The ISR, as implemented in the platform specific layer, must:

  • determine which channel the interrupt is for. If the DMA controller uses dedicated interrupt lines per channel, the ASSP/variant interrupt dispatcher will do this. See Interrupt Dispatcher Tutorial.

  • determine whether the interrupt was asserted following a successful transfer completion or a failure. If the DMA controller uses different interrupt lines for completion and failure, the ASSP/variant interrupt dispatcher will do this.

  • Call TDmac::HandleIsr() in the platform specific layer. This function queues the DFC associated with the relevant channel. It takes care of the case where several interrupts occur before the DFC gets a chance to run.

The DFC updates the state of the channel and, for single and double buffer DMA controllers, configures the next fragment to transfer, if any. When all fragments making up a request have been transferred, the DFC calls the client-supplied callback associated with the completed request. The callback is also called if an error occurs during transfer.

Locking Strategy

For a given device driver, TDmaChannel and DDmaRequest instances can be accessed concurrently from the device driver thread and from a DFC queue thread. To avoid race conditions, each TDmaChannel instance has a fast mutex, the protected data member TDmaChannel::iLock. This lock is acquired when queuing a new request, cancelling requests and executing the DFC.

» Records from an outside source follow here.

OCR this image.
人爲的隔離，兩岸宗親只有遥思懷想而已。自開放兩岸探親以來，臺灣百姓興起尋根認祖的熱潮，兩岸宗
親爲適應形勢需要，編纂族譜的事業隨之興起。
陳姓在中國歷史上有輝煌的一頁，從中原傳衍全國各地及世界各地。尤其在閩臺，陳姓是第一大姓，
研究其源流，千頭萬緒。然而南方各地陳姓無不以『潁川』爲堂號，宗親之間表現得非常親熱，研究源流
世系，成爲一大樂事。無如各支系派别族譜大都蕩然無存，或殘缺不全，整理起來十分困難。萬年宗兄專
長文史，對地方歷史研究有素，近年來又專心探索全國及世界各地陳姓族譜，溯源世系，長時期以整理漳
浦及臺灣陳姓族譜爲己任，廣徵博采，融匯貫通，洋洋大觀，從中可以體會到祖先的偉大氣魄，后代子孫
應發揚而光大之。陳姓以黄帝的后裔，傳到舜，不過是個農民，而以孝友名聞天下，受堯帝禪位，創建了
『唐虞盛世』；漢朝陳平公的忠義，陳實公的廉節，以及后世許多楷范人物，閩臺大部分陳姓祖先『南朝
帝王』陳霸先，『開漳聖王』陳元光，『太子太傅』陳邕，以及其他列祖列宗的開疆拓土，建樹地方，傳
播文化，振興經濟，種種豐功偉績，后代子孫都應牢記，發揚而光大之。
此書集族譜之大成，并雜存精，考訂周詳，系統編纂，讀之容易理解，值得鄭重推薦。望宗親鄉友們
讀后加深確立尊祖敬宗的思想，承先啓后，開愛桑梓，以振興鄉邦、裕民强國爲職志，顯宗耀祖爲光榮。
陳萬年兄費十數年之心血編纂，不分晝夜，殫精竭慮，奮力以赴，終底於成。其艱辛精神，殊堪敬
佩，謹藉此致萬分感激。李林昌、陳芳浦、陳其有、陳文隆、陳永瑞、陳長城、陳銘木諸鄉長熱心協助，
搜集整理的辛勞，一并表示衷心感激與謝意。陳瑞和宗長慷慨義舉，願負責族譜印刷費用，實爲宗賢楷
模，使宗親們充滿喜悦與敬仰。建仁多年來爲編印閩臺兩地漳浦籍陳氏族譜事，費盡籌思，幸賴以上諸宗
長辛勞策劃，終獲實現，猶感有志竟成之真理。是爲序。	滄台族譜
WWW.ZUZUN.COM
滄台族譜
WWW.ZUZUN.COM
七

TDmaChannel and DDmaRequest instances are not protected against concurrent access from several client threads because this is assumed to be an exceptional case. A device driver with such need would have to implement its own locking scheme around calls to TDmaChannel and DDmaRequest member functions.

Each TDmac instance includes a fast mutex, the private member TDmac::iLock to protect descriptor reservation and allocation, because several device drivers may try to reserve or allocate descriptors concurrently.

The DmaChannelMgr static class includes a fast mutex which is used to protect channel opening as several device drivers may compete for the same channel. This lock is also used at channel closing time.